Once in the car, Zora and Jasper request no music or NPR. They’re not bickering, which means that dark cloud of emotion has moved on. I relax and pull out of our street onto the main road.

“Next year, when I’m in fifth grade, can we get a fluffy dog?” she asks.

“We’ll get the dog that’s right for us at the right time,” I say. My response is maddeningly parental and noncommittal, so I add, “I read that cockapoos are good for kids.”

“What’s a cockapoo?” Zora asks. Jasper, who is four, snickers. I said “poo.”

“A cross between a cocker spaniel and a poodle,” I say. Then, knowing that silliness takes her out of negative place, I continue.

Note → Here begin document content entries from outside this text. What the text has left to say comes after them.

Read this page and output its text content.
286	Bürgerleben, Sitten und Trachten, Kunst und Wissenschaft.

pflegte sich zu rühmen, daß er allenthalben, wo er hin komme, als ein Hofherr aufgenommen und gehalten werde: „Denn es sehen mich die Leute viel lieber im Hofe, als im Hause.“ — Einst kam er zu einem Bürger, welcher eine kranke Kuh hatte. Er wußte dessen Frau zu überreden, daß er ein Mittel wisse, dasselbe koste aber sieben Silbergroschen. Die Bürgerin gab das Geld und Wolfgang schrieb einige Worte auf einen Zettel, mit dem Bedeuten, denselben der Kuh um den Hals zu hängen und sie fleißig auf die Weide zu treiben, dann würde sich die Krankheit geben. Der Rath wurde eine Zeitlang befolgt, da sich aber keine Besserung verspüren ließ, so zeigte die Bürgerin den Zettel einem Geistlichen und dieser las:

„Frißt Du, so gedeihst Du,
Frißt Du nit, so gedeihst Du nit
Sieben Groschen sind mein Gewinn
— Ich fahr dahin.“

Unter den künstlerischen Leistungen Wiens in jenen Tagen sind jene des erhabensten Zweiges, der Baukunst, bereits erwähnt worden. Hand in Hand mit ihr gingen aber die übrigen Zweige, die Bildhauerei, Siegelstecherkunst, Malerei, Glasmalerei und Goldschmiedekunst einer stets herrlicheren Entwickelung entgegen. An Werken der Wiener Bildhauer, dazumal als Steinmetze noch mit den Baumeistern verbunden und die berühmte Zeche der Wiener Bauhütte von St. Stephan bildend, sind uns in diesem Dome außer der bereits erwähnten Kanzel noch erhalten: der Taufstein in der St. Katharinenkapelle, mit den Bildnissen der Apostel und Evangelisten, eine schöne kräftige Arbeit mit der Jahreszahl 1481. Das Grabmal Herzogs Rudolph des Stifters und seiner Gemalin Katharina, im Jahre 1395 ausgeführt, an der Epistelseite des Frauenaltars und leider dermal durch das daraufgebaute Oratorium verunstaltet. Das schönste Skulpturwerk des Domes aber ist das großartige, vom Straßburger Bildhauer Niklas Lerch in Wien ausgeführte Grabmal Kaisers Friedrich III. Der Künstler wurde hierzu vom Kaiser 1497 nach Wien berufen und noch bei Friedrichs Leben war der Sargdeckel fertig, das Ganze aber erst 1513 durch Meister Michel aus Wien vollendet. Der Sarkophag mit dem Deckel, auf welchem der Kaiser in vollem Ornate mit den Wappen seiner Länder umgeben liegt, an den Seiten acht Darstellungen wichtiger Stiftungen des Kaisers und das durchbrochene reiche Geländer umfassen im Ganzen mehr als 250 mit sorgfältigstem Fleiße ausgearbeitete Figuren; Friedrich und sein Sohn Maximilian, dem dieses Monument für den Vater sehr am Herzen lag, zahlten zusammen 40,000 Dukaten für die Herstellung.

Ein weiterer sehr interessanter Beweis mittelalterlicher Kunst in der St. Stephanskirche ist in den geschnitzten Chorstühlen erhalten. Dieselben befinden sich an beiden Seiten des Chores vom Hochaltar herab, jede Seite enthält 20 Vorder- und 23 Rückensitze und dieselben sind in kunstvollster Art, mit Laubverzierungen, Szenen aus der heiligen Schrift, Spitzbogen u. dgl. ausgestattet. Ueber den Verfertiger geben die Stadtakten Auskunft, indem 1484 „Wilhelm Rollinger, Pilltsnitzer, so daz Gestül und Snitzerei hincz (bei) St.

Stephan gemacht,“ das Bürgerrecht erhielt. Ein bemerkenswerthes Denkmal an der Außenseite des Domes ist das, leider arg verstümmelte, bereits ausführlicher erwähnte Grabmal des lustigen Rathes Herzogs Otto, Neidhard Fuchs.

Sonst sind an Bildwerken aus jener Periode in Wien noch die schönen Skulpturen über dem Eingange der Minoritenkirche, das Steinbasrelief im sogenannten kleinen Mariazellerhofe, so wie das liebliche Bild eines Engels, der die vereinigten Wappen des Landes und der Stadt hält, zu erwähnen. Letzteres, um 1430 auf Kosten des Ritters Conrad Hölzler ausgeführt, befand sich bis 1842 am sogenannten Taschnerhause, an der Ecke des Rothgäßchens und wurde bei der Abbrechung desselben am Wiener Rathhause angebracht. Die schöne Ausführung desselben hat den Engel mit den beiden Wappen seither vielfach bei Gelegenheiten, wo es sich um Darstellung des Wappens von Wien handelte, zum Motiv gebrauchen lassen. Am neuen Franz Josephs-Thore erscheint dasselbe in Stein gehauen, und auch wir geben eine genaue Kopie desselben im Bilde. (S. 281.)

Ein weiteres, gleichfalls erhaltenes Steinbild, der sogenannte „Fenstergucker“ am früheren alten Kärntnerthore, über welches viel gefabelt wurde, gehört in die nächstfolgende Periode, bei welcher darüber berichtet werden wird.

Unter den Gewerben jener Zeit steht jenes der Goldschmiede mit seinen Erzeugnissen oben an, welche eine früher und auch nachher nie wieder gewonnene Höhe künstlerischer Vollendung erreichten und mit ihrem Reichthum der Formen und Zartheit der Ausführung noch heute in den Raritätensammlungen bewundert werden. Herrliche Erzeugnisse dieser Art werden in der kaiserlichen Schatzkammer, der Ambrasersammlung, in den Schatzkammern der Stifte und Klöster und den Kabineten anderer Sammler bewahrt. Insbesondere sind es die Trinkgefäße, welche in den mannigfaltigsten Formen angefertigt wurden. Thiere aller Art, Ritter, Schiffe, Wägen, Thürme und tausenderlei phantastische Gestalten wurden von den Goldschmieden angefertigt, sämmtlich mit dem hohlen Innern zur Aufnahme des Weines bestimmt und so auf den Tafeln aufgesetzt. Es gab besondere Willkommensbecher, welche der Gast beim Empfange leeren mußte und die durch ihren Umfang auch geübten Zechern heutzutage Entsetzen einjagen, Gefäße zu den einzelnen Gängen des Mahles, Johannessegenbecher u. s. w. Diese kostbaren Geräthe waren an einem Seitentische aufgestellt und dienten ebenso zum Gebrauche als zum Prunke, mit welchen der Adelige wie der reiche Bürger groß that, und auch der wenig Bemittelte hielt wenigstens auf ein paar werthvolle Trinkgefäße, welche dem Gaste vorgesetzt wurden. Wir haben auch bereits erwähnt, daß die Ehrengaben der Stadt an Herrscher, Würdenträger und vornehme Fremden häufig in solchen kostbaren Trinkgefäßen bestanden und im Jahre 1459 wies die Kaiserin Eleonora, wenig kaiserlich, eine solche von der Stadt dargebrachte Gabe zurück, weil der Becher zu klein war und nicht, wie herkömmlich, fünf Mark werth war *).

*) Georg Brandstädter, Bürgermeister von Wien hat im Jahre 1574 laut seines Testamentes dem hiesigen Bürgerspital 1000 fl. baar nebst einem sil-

“So… you and Jasper are either,” I pause for a moment, thinking “‘Evodneys or ‘Rodvonnes — a combination of me and Daddy.” They giggle. “Which name is better?”

“Rodvonnes!” she’s taken the bait. We spend the rest of the trip to rock climbing camp describing the characteristics of Rodvonnes, everything from sensitivity to loud noises like toilets flushing in public restrooms (all Rodney) to wide, freckled noses (all me). And, I think to myself, the sensitivity and mood issues.

But so what? Yes, Zora is a genetic mashup of me and Rodney, but our own struggles with depression and anxiety aren’t her destiny. Zora is her own person: sensitive, anxious, change adverse, but also funny, creative, sarcastic, tenacious, and original. As her mom, I can’t mold her into less anxious, gregarious person. Changing her into something she’s not is a losing battle and a rejection of her unique talents. My job is to help her become and accept herself.

“Tell us more about the Rodvonnes, Mommy!” Zora urges me, as we pull into the parking lot at the camp. Yup. She’s excited about her own possibilities.